I'll update this issue as we get them:
Pair | Epochs | Converged? | chrF2 | BLEU |
---|---|---|---|---|
Spanish→Aymara | 20 | No | 0.176 | 0.96 |
Spanish→Aymara | 30 | Yes | 0.211 | 1.94 |
Spanish→Bribri | 30 | ? | 0.239 | 8.85 |
Spanish→Nahuatl | 30 | ? | 0.276 | 5.21 |
Spanish→Hñähñu | 30 | ? | 0.228 | 4.17 |
Spanish→Quechua | 30 | Yes | 0.343 | 12.60 |
Spanish→Shipibo-Konibo | 30 | Yes | 0.174 | 0.38 |
Spanish→Raramuri | 30 | ? | 0.242 | 5.32 |
Spanish→Wixarika | 30 | Yes | 0.296 | 14.33 |
Using first 200 sents from the training sets as dev and second 200 as test and the remainder as train.
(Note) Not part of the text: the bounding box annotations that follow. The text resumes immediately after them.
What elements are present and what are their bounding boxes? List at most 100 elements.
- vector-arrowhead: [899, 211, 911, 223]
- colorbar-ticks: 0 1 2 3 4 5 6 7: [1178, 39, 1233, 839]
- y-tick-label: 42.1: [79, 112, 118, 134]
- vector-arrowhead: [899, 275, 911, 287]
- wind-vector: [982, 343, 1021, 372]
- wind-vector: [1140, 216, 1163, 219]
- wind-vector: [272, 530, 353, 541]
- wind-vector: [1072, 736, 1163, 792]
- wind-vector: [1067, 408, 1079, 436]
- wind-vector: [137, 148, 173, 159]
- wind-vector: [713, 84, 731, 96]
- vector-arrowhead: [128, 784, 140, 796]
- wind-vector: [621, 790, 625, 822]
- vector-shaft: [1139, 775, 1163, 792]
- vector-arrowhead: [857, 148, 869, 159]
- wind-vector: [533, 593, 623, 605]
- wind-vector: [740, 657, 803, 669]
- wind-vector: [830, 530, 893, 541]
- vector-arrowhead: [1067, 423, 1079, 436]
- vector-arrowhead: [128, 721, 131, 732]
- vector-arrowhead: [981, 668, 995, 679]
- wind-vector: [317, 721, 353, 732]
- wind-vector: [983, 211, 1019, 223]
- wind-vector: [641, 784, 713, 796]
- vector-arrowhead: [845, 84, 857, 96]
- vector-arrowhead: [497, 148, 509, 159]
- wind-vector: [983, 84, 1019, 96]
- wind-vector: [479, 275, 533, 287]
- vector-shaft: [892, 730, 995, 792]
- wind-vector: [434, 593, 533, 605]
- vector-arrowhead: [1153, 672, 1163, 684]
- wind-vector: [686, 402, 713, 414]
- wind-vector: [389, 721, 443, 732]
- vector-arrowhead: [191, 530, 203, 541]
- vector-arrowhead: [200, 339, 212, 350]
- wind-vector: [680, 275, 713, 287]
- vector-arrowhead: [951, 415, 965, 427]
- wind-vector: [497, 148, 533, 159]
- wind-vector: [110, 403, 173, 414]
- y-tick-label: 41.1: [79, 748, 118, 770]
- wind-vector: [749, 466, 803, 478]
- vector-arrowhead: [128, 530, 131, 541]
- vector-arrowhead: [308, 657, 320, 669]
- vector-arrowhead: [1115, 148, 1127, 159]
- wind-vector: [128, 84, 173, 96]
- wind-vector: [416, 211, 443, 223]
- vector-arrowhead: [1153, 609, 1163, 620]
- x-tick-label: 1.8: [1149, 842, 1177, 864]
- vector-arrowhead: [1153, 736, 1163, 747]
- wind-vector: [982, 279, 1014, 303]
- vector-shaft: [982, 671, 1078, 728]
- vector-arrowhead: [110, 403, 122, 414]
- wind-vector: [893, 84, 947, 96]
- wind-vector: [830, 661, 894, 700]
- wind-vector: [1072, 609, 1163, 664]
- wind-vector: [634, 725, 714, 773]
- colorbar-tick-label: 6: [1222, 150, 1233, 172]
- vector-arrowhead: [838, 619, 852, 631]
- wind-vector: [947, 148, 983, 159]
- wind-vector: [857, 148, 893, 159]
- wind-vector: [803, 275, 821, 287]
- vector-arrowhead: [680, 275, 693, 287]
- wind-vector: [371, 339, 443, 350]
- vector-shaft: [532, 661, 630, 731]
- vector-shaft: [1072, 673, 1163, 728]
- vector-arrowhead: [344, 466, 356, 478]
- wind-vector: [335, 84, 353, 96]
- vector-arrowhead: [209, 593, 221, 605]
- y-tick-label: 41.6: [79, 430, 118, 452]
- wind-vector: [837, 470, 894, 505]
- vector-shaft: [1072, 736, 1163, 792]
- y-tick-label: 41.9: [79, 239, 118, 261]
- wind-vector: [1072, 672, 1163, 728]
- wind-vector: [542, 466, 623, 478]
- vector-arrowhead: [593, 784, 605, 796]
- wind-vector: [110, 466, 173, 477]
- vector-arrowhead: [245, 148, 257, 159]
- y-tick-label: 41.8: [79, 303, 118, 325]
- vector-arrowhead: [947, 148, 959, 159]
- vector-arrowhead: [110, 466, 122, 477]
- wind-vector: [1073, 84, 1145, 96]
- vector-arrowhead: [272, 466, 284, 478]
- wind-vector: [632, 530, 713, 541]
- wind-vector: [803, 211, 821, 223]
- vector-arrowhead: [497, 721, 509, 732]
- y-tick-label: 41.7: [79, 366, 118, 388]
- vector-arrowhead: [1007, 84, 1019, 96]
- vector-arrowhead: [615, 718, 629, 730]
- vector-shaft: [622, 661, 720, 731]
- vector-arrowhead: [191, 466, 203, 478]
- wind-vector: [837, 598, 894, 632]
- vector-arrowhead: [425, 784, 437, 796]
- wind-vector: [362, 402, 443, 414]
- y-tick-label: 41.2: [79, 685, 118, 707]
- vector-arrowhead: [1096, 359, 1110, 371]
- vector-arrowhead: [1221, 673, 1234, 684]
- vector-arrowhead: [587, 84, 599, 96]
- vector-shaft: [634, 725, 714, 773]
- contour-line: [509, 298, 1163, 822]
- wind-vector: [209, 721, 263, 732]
Tank you a lot. This is a good idea. Next week we will publish the values of the baseline. I have a question regarding Aymara. Why do you have two experimentes with Aymara?
No problem! :) As for the two values, we did one with 20 epochs, but noticed that the loss on the dev set didn't converge, so we tried with 30 and it seemed to converge.
Sorry, Just saw that this issue was still open. The baseline for all languages is online. :) Thanks a lot!